Uma maioria de 53% se aposenta por idade -- 60 anos para mulheres, 65 para homens -- e recebe uma média de R$ 1.366,92, um pouco mais do que o salário mínimo. Outros 30% se aposentam por tempo de contribuição, de 30 ou 35 anos. Como a informalidade está em todo lugar, a maioria encara entre 43 e 50 anos de trabalho, para levantar uma média de R$ 2.165,74.
Na prática, todos os aposentados pelo INSS-- sem exceção -- serão prejudicados. A criação da idade mínima representa uma nova barreira, em prejuízo de quem começa a trabalhar mais cedo e será obrigado a acumular mais anos de batente para alcançar o mesmo benefício.
Na hora de definir a remuneração, todos os aposentados serão prejudicados sem exceção. O cálculo que define aquilo que cada um tem direito a receber foi modificado para baixo.
Até hoje, funciona uma conta que beneficia o trabalhador. A aposentadoria tem como base o valor das contribuições mais altas, numa média que despreza as mais baixas. O resultado é que o valor final acaba sendo jogado para cima. Caso as mudanças do pacote Paulo Guedes-Jair Bolsonaro venham a ser aprovadas, todos as contribuições passarão a fazer parte do cálculo, inclusive aquelas em que a pessoa está no início da vida profissional, as mais baixas de sua vida -- exercício que, obviamente, tem a intenção de jogar a média final para baixo.

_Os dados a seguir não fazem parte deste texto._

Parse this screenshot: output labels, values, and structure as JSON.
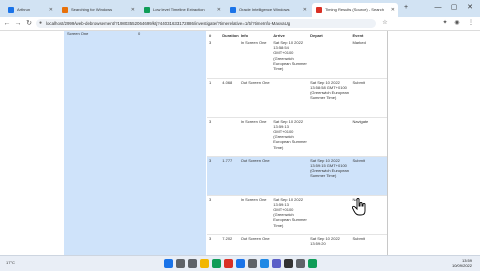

Num país onde vigoram três sistemas de aposentadoria -- do setor privado, do serviço público e dos militares -- o foco do debate se concentra no INSS, que atende 19 milhões de trabalhadores e trabalhadoras.

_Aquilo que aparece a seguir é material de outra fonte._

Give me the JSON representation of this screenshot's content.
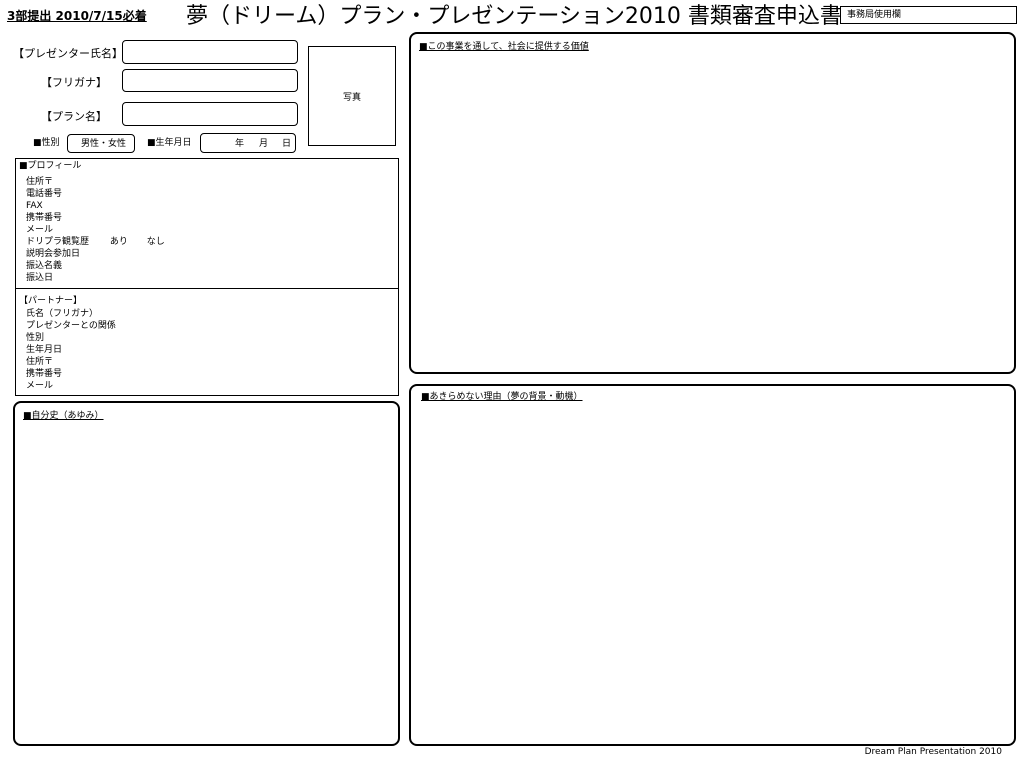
{
  "header": {
    "deadline": "3部提出  2010/7/15必着",
    "title": "夢（ドリーム）プラン・プレゼンテーション2010 書類審査申込書",
    "office_use": "事務局使用欄"
  },
  "form": {
    "presenter_name_label": "【プレゼンター氏名】",
    "furigana_label": "【フリガナ】",
    "plan_name_label": "【プラン名】",
    "photo_label": "写真",
    "gender_label": "■性別",
    "gender_value": "男性・女性",
    "birthdate_label": "■生年月日",
    "birthdate_year": "年",
    "birthdate_month": "月",
    "birthdate_day": "日"
  },
  "profile": {
    "title": "■プロフィール",
    "items": [
      "住所〒",
      "電話番号",
      "FAX",
      "携帯番号",
      "メール",
      "ドリプラ観覧歴",
      "説明会参加日",
      "振込名義",
      "振込日"
    ],
    "attendance_yes": "あり",
    "attendance_no": "なし"
  },
  "partner": {
    "title": "【パートナー】",
    "items": [
      "氏名（フリガナ）",
      "プレゼンターとの関係",
      "性別",
      "生年月日",
      "住所〒",
      "携帯番号",
      "メール"
    ]
  },
  "history": {
    "title": "■自分史（あゆみ）"
  },
  "value": {
    "title": "■この事業を通して、社会に提供する価値"
  },
  "reason": {
    "title": "■あきらめない理由（夢の背景・動機）"
  },
  "footer": {
    "text": "Dream Plan Presentation 2010"
  }
}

Alvo de uma campanha permanente do sindicalismo militar, onde altas patantes defendem a preservação de benefícios exclusivos junto a um governo no qual sua presença em postos chave não cessa de crescer, Bolsonaro-Paulo Guedes prometem novidades para daqui a 30 dias. Não se sabe o que pretendem negociar, junto a um setor que deve produzir um déficit previsto para R$ 49 bilhões até o final de 2019. Donos de um sistema próprio de aposentadoria, os servidores públicos foram chamados a pagar aliquotas mais altas -- e já demonstram sinais de um descontentamento que ajudou a derrubar tentativas anteriores de ajuste.